Clicking the hostname link goes into a full dashboard of all the metrics, with the ability to write queries and set alerts.

VividCortex External Monitoring

Like the systems above, VividCortex provides a metrics dashboard. While the other systems mostly focus on computer resources, VividCortex focuses on the performance of queries. It tracks their throughput, error rate, 99th percentile latency, and concurrency.

To integrate VividCortex with Citus Cloud we’ll be using the Off-Host Configuration. In this mode we create a database role with permissions to read the PostgreSQL statistics tables, and give the role’s login information to the VividCortex agent. VividCortex then connects and periodically collects information.

Here’s a step-by-step guide to get started.

  1. Create a special VividCortex schema and relations on the Citus coordinator node.

    # Use their SQL script to create schema and
    # helper functions to monitor the cluster
    
    curl -L https://docs.vividcortex.com/create-stat-functions-v96.sql | \
      psql [connection_uri]
    
  2. Create a VividCortex account.

  1. On the inventory page, click “Setup your first host.” This will open a wizard.

    ../_images/vc-setup-first-host.png
  2. Choose the off-host installation method.

    ../_images/vc-method-type.png
  3. Select the PostgreSQL database.

    ../_images/vc-db.png
  4. In Citus Cloud, create a new role called vividcortex. Then grant it access to the VividCortex schema like so:

    # Grant our new role access to vividcortex schema
    
    psql [connection_uri] -c \
      "GRANT USAGE ON SCHEMA vividcortex TO vividcortex;"
    

Finally note the generated password for the new account. Click “Show full URL” to see it.

../_images/vc-new-role.png
  1. Input the connection information into the credentials screen in the VividCortex wizard. Make sure SSL Enabled is on, and that you’re using SSL Mode “Verify Full.” Specify /etc/ssl/certs/citus.crt for the SSL Authority.

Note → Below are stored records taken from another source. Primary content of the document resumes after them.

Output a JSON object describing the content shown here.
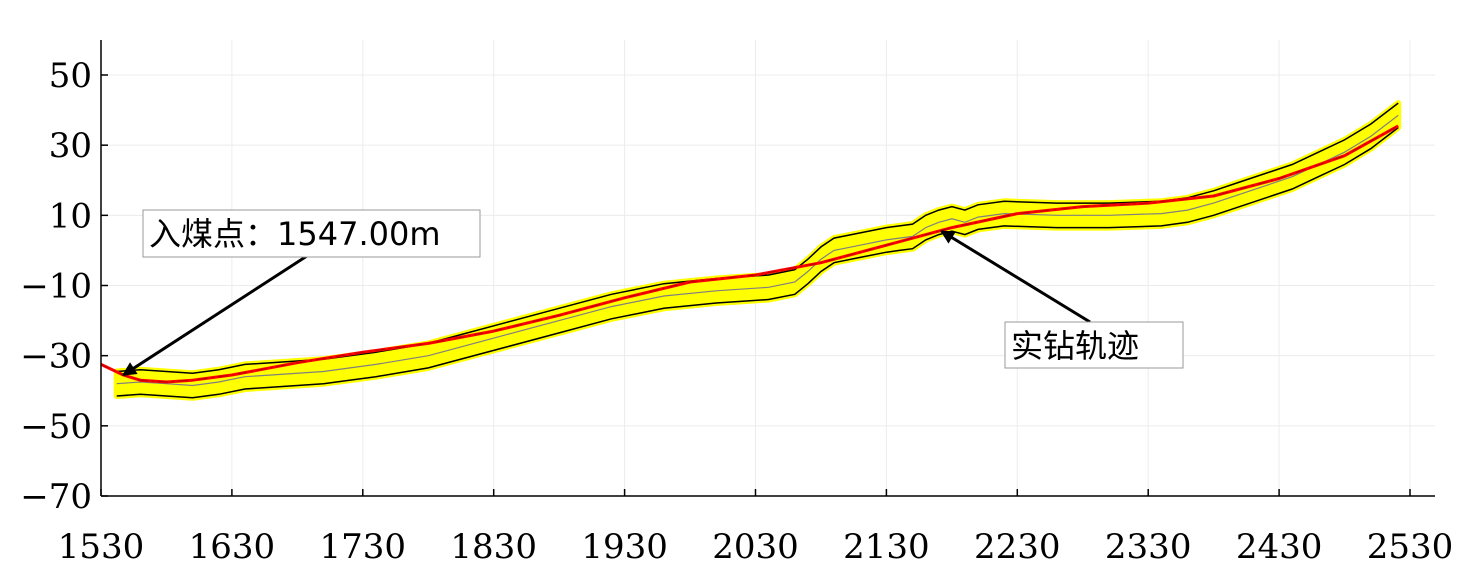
{
  "chart_data": {
    "type": "line",
    "xlabel": "",
    "ylabel": "",
    "xlim": [
      1530,
      2550
    ],
    "ylim": [
      -70,
      60
    ],
    "x_ticks": [
      1530,
      1630,
      1730,
      1830,
      1930,
      2030,
      2130,
      2230,
      2330,
      2430,
      2530
    ],
    "x_tick_labels": [
      "1530",
      "1630",
      "1730",
      "1830",
      "1930",
      "2030",
      "2130",
      "2230",
      "2330",
      "2430",
      "2530"
    ],
    "y_ticks": [
      50,
      30,
      10,
      -10,
      -30,
      -50,
      -70
    ],
    "y_tick_labels": [
      "50",
      "30",
      "10",
      "−10",
      "−30",
      "−50",
      "−70"
    ],
    "grid": true,
    "colors": {
      "band": "#ffff00",
      "band_edge": "#000000",
      "seam_center": "#808080",
      "trajectory": "#ff0000",
      "trajectory_dash": "#c00000"
    },
    "series": [
      {
        "role": "seam-roof",
        "x": [
          1542,
          1560,
          1580,
          1600,
          1620,
          1640,
          1660,
          1700,
          1740,
          1780,
          1800,
          1840,
          1880,
          1920,
          1960,
          2000,
          2040,
          2060,
          2070,
          2080,
          2090,
          2110,
          2130,
          2140,
          2150,
          2160,
          2170,
          2180,
          2190,
          2200,
          2220,
          2260,
          2300,
          2340,
          2360,
          2380,
          2400,
          2440,
          2460,
          2480,
          2500,
          2521
        ],
        "y": [
          -34.5,
          -34,
          -34.5,
          -35,
          -34,
          -32.5,
          -32,
          -31,
          -29,
          -26.5,
          -24.5,
          -20.5,
          -16.5,
          -12.5,
          -9.5,
          -8,
          -7,
          -5.5,
          -2.5,
          1,
          3.5,
          5,
          6.5,
          7,
          7.5,
          10,
          11.5,
          12.5,
          11.5,
          13,
          14,
          13.5,
          13.5,
          14,
          15,
          17,
          19.5,
          24.5,
          28,
          31.5,
          36,
          42
        ]
      },
      {
        "role": "seam-center",
        "x": [
          1542,
          1560,
          1580,
          1600,
          1620,
          1640,
          1660,
          1700,
          1740,
          1780,
          1800,
          1840,
          1880,
          1920,
          1960,
          2000,
          2040,
          2060,
          2070,
          2080,
          2090,
          2110,
          2130,
          2140,
          2150,
          2160,
          2170,
          2180,
          2190,
          2200,
          2220,
          2260,
          2300,
          2340,
          2360,
          2380,
          2400,
          2440,
          2460,
          2480,
          2500,
          2521
        ],
        "y": [
          -38,
          -37.5,
          -38,
          -38.5,
          -37.5,
          -36,
          -35.5,
          -34.5,
          -32.5,
          -30,
          -28,
          -24,
          -20,
          -16,
          -13,
          -11.5,
          -10.5,
          -9,
          -6,
          -2.5,
          0,
          1.5,
          3,
          3.5,
          4,
          6.5,
          8,
          9,
          8,
          9.5,
          10.5,
          10,
          10,
          10.5,
          11.5,
          13.5,
          16,
          21,
          24.5,
          28,
          32.5,
          38.5
        ]
      },
      {
        "role": "seam-floor",
        "x": [
          1542,
          1560,
          1580,
          1600,
          1620,
          1640,
          1660,
          1700,
          1740,
          1780,
          1800,
          1840,
          1880,
          1920,
          1960,
          2000,
          2040,
          2060,
          2070,
          2080,
          2090,
          2110,
          2130,
          2140,
          2150,
          2160,
          2170,
          2180,
          2190,
          2200,
          2220,
          2260,
          2300,
          2340,
          2360,
          2380,
          2400,
          2440,
          2460,
          2480,
          2500,
          2521
        ],
        "y": [
          -41.5,
          -41,
          -41.5,
          -42,
          -41,
          -39.5,
          -39,
          -38,
          -36,
          -33.5,
          -31.5,
          -27.5,
          -23.5,
          -19.5,
          -16.5,
          -15,
          -14,
          -12.5,
          -9.5,
          -6,
          -3.5,
          -2,
          -0.5,
          0,
          0.5,
          3,
          4.5,
          5.5,
          4.5,
          6,
          7,
          6.5,
          6.5,
          7,
          8,
          10,
          12.5,
          17.5,
          21,
          24.5,
          29,
          35
        ]
      },
      {
        "role": "drill-trajectory",
        "x": [
          1530,
          1547,
          1560,
          1580,
          1600,
          1630,
          1680,
          1730,
          1780,
          1830,
          1880,
          1930,
          1980,
          2030,
          2080,
          2130,
          2180,
          2230,
          2280,
          2330,
          2380,
          2430,
          2480,
          2521
        ],
        "y": [
          -32.5,
          -35.5,
          -37,
          -37.5,
          -37,
          -35.5,
          -32,
          -29,
          -26.5,
          -23,
          -18.5,
          -13.5,
          -9,
          -7,
          -3.5,
          1.5,
          6.5,
          10.5,
          12.5,
          13.5,
          15.5,
          20.5,
          27,
          35.5
        ]
      }
    ],
    "annotations": [
      {
        "text": "入煤点：1547.00m",
        "x": 1547,
        "y": -35.5
      },
      {
        "text": "实钻轨迹",
        "x": 2172,
        "y": 5.5
      }
    ]
  }
}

    ../_images/vc-connection.png
  2. Provision a server to act as the VividCortex agent. For instance a small EC2 instance will do. On this new host install the Citus Cloud SSL certificate.

    sudo curl -L https://console.citusdata.com/citus.crt \
      -o /etc/ssl/certs/citus.crt
    
  3. Advance to the next screen in the wizard. It will contain commands to run on the agent server, customized with a token for your account.

    ../_images/vc-commands.png
After running the commands on your server, the server will appear under “Select host.” Click it and then continue.

After these steps, VividCortex should show all systems as activated. You can then proceed to the dashboard to monitor queries on your Citus cluster.